Devo pur sempre riconoscere che il benessere psicologico è fortemente vulnerabile, così dipendente da eventi da essere sempre e comunque in equilibrio instabile. Se a questo poi si aggiunge che, se dovessi paragonarmi a un animale, non esiterei a definirmi un picchio, piccolo uccello che con il suo becco picchia e ripicchia sempre nello stesso punto, direi proprio che il quadro si fa ancora una volta completo: mi ritrovo a seconda delle situazioni a picchiare e ripicchiare con costanza e il mio becco è il pensiero che prima o poi mi creerà (ammesso che non l’abbia già fatto) qualche voragine nel cervello.
La vita è dura per i picchi come me.
E poi, lo ammetto, scrivere a me fa male. Io l’ho sempre saputa questa cosa qua. Mi fa arrivare in alto ma poi mi scaraventa di nuovo in basso, in meandri profondi dell’esistenza che, davvero, sarebbe conveniente ignorare, lasciando che se ne restino lì, dimenticati da me, da Dio e dal mondo. Io è una vita che ci cado e ricado sopra su questa cosa. Perché non ce l’ho mica la fantasia giusta per allontanarmi. Mi incarto ed accartoccio su me stessa, come un foglio di carta bianca che uno si stringe tra le mani.

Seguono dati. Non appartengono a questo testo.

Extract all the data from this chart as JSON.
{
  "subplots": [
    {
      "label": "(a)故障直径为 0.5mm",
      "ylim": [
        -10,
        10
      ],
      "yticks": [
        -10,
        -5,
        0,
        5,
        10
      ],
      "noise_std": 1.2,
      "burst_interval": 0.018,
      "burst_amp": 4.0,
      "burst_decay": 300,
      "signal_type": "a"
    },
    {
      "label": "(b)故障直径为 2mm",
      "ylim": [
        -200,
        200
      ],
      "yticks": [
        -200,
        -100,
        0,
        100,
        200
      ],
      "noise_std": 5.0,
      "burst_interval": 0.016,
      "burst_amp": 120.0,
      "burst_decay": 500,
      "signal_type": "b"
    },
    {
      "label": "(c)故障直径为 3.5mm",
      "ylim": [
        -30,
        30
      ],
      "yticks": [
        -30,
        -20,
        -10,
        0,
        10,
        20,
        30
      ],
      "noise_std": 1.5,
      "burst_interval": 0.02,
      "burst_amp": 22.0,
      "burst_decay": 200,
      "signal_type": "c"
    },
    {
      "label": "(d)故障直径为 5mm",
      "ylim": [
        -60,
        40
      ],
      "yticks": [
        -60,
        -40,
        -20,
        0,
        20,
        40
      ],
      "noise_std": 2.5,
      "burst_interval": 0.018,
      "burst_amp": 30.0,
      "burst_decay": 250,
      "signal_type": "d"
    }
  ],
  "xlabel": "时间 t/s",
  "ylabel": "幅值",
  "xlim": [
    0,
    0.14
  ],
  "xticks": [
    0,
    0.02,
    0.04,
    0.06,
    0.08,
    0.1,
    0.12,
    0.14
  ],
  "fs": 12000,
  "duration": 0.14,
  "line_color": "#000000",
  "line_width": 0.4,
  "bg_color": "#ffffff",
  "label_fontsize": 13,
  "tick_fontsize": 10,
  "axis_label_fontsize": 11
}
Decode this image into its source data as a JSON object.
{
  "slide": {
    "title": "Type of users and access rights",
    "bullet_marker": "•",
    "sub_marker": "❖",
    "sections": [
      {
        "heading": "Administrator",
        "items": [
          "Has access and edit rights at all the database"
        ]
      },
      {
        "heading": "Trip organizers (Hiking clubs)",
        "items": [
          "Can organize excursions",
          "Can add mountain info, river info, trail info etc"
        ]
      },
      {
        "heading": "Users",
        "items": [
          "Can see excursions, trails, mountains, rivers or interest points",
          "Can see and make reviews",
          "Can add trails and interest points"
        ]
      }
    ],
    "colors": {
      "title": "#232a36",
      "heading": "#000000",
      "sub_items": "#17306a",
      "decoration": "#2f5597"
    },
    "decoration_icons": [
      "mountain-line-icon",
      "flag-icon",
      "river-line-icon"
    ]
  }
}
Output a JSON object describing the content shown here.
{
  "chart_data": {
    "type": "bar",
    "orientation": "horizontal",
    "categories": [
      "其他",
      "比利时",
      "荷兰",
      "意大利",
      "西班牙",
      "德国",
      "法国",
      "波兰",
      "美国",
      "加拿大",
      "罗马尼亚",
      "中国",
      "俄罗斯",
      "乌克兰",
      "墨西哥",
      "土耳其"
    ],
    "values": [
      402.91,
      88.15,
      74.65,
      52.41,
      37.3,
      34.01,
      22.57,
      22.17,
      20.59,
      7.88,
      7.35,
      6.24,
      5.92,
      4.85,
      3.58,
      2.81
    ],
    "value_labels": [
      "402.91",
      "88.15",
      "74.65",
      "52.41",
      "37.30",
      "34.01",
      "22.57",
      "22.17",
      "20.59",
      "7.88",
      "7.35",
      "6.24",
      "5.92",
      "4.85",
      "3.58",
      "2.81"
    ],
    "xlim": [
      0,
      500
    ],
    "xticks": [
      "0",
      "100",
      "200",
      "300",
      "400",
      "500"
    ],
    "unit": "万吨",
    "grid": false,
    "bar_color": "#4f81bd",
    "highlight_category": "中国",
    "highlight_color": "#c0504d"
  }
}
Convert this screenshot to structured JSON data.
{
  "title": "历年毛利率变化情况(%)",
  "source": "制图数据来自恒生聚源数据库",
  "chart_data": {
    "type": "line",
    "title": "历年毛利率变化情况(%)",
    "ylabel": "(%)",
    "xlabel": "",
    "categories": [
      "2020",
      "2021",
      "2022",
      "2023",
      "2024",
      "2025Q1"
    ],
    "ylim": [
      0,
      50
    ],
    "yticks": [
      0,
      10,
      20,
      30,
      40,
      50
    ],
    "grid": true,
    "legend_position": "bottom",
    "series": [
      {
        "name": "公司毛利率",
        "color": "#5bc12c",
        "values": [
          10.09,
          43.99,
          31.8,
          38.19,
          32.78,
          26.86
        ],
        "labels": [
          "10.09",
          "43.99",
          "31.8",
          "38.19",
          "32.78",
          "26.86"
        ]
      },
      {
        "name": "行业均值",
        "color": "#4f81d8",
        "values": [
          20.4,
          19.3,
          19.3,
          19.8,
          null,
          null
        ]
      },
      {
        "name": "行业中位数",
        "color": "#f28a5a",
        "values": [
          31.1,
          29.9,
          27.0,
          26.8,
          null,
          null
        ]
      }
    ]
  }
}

E quindi, alla fine, è proprio così che mi vado a sentire: un foglio non scritto e accartocciato, buttato anche in un cestino.
Tu, cara Alessandra, pensi troppo! Ma
è possibile mai che tu ti senta come un foglio accartocciato buttato nel cestino? Su,su sii più allegra!
Mi auguro che le feste pasquali ti abbiano rinfrancata un po’. Non ti puoi sentire come l’immagine che hai riprodotto. Sei una donna in gamba e piena di emozioni che riesci anche a condividere con gli altri. Sei forte!!!!!
P.s. le tue questo di access mi mancano tanto!!!
Intendevo query ma il correttore automatico ha deciso cosa scrivere 😉
Brava!
Grazie Giallu. Detto da te sinceramente mi fa piacere.